Federal security officials disrupted China-sponsored hackers breaching American defenses, enabling access to people’s cameras and other internet-connected devices, FBI Director Christopher A. Wray said Wednesday.
Mr. Wray said the Flax Typhoon hacking group masqueraded as an information security company while collecting intelligence and conducting reconnaissance for the Chinese government.
Mr. Wray said at the Aspen Cyber Summit in Washington that the hackers targeted media organizations, universities, government agencies and others.
“Flax Typhoon hijacked Internet of Things devices like cameras, video recorders and storage devices,” Mr. Wray said, “things typically found across both big and small organizations, and about half of those hijacked devices were located here in the U.S.”

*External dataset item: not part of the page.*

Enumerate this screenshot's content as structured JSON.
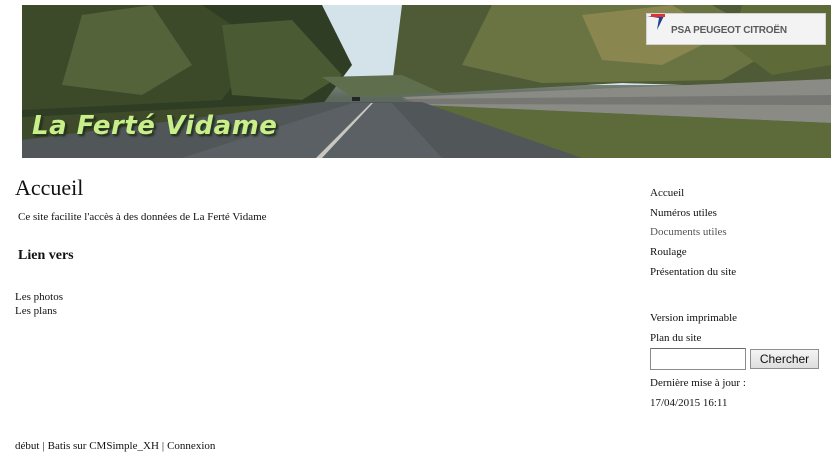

He said cybersecurity officials took action last week to stop Flax Typhoon, similar to efforts aimed at China’s Volt Typhoon, which government agencies said sought to pre-position in American systems for sabotage.
Where Volt Typhoon targeted routers, Flax Typhoon compromised a broader range of devices, Mr. Wray said.
More than 260,000 devices were compromised for a botnet operated by Flax Typhoon, according to an advisory from the National Security Agency, U.S. Cyber Command, the FBI and allied nations’ agencies. About 126,000 American devices were part of the botnet.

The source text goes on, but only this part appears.